I’m familiar with the terms “offshoring,” which is sending jobs overseas to places like India, and “nearshoring,” which is sending jobs to Canada, Mexico, Puerto Rico, or Missisippi. Oh wait, despite considerable evidence to the contrary, Mississippi is still part of the U.S., so sending jobs there technically doesn’t qualify as nearshoring. More like hellshoring.
I’ve even heard some companies use the term “rightshoring” as a way of explaining how they will provide resources, whether onshore, offshore, or nearshore, as needed to get the job done in the most cost effective but highest quality way. Some marketing executive probably got a big bonus check for coming up with that catchy buzzword.
So what is homeshoring? Quite simply, according to website netlingo.com, homeshoring is when an employee regularly works out of his or her home instead of the office. The term homeshoring is a derivative of the word offshoring, and involves the transfer, primarily of service industry jobs, to electronically-connected home-based employees, or essentially turning office jobs into work-at-home jobs.
The word homeshoring, then, is just another label for telecommuting, working remotely, or working virtually, all of which are fully synonymous with working from home. Seriously, how many different terms do we really need to describe working from home? Don’t we need at least one more? How about “home-officing”?
So even though I’ve been working from home for years, I now have to complete this damn homeshoring application. I also have to certify that my home office is ergonomically configured, which, for the most part, it is, and that my office equipment, both company-issued and personally supplied, meets the standards set my employer.
This all seems kind of silly to me, and, being the cynic that I am, I started wondering if this was a ploy by my employer to decline the homeshoring applications and require most employees who had been “virtual” to revert to being “physical.”

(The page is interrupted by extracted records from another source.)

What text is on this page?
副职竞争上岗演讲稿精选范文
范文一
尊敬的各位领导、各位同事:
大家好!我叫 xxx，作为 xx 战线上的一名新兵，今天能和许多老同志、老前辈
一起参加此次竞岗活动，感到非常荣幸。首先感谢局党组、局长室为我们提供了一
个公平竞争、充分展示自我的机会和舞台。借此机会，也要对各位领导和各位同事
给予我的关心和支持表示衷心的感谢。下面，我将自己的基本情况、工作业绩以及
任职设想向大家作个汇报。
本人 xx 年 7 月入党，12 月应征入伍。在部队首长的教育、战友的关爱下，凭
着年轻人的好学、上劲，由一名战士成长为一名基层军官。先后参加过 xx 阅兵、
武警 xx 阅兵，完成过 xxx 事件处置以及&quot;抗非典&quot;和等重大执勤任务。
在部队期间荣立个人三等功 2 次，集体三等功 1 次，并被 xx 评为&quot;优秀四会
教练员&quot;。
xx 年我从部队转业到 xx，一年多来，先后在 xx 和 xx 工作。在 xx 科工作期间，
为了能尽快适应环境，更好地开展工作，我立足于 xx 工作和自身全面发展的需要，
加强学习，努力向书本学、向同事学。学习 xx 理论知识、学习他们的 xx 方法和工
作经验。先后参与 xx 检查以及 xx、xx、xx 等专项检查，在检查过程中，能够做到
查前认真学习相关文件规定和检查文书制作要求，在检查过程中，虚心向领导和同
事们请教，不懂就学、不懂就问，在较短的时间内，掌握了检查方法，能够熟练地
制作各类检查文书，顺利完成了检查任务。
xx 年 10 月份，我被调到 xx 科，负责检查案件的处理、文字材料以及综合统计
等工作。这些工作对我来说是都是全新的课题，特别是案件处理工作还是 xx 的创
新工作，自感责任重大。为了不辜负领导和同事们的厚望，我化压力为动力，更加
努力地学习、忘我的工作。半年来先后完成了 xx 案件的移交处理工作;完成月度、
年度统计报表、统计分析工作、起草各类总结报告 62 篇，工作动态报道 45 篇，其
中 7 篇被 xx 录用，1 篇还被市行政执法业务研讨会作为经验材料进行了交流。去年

Fortunately, my boss, who also homeshores, reassured me that the company is not intent on having its current homeshored employees return to working in one of the company’s facilities. He explained that it’s all about accounting, expense control, and reporting.
The motivation (i.e., hammer) for us to complete and submit the homeshoring application is that, until approved, the company will sit on our expense reports for recurring home office expenses, such as the phone, internet connectivity, and necessary office supplies.
Okay, please excuse me. I am now highly hammered, albeit still fully clothed, and need to complete my homeshoring application.